Somehow, the delicate instrumentalities of
continental thought had been transmuted by the American professoriat
into a highfalutin, pseudo-progressive billy club with which to beat
dissenters about the head and shoulders.… Foucault’s
ruthless, timely dismantling of the human sciences had simply
vanished. It had, in fact, been surgically amputated and a dumbed-down
travesty of Frankfurt School sociology sewn onto its place. Barthes’s
dead author walked the steppes as an avatar of ethnic and sexual
identity, replete with neediness and aura. Foucault’s Panopticon and
Lacan’s gaze were untidily bundled into one lumpy paranoid concept….
(p. xix)
Though I would say that the caricature of
Continental thought came as much from outside as inside (my alma
mater’s former
president, after all, was known for spitting about the Frankfurt
School like John Lithgow in Footloose), the reminder that the
original thinkers were more elegant, subtle, and even playful than you
might get from their reputation is always welcome. I never dip back
into them without feeling refreshed (even Foucault, who can be pretty
heavy going in translation). So even though I didn’t quite buy
Hickey’s application of the Bentham-Chardin divide from Foucault’s Discipline
and Punish (pp. 5-8), it was still my favorite part of the
book, and put a lot of the rest of his criticism of institutions in a
more complex and useful context. In some ways, disagreeing with
someone who’s read Barthes et al. can be more invigorating that
agreeing with someone who hasn’t.
Corey Dargel says
It’s important to remember that the vast majority of this book was originally written in 1993, and although it has been revised, Hickey warns us in the introduction to be mindful of the differences between the arts scene now and then.
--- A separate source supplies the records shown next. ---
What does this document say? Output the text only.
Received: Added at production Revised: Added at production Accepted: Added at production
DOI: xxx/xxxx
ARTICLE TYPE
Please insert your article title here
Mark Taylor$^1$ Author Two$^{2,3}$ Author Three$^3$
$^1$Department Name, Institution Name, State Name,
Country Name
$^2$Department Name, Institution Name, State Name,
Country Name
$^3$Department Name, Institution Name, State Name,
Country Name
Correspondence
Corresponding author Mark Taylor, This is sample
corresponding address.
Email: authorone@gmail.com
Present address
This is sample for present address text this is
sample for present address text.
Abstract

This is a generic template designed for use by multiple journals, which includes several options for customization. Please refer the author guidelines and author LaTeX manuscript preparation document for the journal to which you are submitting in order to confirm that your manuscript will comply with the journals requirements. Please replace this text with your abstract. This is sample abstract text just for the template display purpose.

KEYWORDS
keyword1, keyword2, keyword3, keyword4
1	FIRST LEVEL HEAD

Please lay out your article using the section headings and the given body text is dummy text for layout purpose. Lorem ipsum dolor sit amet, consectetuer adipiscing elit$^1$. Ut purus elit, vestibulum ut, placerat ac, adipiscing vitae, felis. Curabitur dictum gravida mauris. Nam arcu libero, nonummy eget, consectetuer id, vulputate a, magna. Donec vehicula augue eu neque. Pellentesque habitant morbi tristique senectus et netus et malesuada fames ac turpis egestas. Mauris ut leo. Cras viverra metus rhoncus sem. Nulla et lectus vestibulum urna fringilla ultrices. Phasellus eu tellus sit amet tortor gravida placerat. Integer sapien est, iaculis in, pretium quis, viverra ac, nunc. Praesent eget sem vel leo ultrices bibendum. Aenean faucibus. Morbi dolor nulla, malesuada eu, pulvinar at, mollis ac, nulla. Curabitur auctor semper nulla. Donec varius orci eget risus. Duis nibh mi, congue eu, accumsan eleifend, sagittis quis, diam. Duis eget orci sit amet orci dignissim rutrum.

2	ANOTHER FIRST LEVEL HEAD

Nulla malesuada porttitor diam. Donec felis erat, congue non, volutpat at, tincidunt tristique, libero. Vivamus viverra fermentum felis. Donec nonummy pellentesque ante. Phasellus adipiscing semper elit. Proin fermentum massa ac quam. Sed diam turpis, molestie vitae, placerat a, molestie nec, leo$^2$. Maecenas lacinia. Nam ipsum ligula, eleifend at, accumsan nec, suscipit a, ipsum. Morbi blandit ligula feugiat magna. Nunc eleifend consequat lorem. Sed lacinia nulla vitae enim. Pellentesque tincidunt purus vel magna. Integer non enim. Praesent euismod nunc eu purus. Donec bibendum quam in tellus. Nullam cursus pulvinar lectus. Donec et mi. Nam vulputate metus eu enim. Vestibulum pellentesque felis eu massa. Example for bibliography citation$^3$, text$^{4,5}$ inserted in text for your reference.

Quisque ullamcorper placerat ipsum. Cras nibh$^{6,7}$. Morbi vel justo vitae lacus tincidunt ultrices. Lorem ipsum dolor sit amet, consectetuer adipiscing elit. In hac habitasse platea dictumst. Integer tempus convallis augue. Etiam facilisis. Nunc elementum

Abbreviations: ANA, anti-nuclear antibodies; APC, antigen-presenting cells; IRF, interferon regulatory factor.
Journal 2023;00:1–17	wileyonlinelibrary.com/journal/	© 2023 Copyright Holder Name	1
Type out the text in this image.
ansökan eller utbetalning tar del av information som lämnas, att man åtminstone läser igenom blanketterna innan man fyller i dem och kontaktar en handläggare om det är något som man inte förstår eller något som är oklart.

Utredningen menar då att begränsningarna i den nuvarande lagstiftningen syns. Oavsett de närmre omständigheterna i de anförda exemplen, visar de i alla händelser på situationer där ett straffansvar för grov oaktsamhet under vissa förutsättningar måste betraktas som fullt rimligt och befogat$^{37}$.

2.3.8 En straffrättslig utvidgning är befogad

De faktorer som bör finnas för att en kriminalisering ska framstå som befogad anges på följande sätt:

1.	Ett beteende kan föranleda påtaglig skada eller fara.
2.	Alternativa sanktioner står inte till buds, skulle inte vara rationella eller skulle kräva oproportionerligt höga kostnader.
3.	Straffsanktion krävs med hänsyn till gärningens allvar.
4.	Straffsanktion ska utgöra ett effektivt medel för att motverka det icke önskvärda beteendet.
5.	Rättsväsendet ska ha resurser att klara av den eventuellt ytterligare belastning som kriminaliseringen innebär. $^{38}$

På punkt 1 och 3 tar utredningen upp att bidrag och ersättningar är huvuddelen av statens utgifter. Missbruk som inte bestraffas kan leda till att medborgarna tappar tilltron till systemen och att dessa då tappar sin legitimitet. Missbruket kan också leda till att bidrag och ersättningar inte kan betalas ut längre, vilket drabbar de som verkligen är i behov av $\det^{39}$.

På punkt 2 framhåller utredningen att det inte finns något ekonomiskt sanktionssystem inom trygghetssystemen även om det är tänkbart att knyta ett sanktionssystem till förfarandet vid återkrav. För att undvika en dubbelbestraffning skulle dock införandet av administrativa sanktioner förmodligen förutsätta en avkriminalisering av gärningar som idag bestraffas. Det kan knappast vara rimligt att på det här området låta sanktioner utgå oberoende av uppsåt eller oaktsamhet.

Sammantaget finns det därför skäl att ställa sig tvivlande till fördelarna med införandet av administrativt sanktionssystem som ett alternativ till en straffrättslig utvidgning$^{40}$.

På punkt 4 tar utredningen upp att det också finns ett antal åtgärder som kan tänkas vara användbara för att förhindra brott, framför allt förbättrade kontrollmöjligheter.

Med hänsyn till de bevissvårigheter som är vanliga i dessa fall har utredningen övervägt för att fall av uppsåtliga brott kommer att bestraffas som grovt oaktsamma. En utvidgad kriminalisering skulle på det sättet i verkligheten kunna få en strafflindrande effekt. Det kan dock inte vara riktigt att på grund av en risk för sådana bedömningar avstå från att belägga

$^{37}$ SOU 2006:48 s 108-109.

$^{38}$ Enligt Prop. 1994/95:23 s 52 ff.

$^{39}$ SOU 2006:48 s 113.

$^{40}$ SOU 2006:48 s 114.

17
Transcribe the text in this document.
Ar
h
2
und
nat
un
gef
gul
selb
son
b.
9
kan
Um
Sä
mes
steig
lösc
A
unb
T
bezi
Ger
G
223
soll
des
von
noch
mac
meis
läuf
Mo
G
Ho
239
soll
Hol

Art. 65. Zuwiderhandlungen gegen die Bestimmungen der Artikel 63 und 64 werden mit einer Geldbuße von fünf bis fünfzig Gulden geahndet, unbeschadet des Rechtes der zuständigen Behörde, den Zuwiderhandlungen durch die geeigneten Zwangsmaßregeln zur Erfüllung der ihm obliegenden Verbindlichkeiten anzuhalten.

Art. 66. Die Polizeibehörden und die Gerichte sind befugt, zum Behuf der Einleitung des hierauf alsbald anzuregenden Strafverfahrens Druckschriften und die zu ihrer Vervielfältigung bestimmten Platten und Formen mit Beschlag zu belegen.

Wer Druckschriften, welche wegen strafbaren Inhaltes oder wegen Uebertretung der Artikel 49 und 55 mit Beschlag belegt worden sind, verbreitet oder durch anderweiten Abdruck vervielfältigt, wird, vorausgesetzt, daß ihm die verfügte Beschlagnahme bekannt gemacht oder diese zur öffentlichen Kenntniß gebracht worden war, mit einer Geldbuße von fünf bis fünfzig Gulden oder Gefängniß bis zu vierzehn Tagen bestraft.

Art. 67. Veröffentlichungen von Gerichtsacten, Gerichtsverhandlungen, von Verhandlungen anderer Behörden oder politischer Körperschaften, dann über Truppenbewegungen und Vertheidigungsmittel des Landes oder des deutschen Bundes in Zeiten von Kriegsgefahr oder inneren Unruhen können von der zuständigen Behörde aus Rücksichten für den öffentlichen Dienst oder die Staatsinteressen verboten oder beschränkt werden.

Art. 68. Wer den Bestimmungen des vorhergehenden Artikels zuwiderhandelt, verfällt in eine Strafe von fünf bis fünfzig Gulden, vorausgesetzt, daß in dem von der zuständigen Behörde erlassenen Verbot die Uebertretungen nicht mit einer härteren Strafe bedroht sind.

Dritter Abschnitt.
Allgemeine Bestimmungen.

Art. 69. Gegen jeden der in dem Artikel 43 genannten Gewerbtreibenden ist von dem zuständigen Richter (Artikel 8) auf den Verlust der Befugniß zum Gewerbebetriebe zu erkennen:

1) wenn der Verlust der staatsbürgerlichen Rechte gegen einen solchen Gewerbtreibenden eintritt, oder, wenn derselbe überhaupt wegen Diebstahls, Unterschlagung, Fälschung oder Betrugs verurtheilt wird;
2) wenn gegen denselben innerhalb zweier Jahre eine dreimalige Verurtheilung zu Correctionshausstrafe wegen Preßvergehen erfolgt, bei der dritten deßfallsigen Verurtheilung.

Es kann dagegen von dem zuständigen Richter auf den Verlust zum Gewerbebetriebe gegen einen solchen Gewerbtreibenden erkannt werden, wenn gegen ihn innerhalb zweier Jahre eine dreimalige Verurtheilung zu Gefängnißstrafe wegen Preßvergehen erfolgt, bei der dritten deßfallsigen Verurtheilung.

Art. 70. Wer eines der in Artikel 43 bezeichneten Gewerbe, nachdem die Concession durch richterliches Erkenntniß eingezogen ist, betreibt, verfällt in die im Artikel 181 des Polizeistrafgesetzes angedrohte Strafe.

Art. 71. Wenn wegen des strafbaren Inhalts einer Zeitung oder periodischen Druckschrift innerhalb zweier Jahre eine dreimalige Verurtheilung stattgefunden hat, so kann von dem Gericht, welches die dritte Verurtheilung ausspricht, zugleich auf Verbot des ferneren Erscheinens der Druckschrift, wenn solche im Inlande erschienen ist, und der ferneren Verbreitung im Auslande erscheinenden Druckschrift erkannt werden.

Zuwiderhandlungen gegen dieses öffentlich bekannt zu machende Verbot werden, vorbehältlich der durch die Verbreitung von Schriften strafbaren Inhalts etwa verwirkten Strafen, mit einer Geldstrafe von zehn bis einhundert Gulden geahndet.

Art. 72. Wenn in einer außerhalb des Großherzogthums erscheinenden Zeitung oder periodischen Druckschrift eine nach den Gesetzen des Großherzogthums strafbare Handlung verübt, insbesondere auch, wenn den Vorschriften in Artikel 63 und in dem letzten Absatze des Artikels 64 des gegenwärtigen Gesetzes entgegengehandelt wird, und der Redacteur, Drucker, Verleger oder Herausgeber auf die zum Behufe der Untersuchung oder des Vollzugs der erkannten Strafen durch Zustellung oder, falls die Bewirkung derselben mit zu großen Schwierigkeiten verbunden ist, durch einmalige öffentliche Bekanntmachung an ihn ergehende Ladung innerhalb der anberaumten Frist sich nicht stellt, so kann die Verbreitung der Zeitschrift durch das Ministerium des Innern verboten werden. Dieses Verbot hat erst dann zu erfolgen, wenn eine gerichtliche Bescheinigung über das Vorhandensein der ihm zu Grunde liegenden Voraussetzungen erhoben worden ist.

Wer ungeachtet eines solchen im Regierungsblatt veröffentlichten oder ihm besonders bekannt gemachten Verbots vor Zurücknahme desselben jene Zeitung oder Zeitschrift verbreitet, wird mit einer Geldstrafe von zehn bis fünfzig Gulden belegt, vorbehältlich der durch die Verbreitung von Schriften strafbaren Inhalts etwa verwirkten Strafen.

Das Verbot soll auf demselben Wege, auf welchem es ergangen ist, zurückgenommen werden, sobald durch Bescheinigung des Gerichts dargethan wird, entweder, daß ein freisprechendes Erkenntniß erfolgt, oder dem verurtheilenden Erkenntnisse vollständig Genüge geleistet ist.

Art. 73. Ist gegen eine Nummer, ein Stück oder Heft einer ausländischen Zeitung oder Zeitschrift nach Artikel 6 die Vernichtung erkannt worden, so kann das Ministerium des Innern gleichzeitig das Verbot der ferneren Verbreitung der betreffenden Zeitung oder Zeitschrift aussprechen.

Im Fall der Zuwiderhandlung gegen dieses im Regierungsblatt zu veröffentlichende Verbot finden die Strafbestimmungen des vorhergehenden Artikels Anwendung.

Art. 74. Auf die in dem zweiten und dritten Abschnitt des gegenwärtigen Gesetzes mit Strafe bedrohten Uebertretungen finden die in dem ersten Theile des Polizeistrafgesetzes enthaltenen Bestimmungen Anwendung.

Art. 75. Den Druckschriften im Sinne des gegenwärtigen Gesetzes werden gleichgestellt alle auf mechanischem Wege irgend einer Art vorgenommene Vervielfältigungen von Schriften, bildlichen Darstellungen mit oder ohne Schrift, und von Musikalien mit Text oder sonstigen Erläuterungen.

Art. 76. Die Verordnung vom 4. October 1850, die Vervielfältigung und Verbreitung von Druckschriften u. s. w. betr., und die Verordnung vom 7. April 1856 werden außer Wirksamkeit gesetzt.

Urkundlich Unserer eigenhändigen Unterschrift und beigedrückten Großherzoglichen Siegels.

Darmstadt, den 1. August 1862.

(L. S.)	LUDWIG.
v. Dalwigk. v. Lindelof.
So much of my (and our) confusion and consternation with The Invisible Dragon seems to come from our wish that Hickey would just pick a side. But he is a critic (not an artist), and his role is to be critical. I’m not saying we shouldn’t call him out for perceived contradictions, but I want to acknowledge that I am, like Matt, very inspired by this book, even though (and perhaps because) I don’t always understand or agree with its conclusions.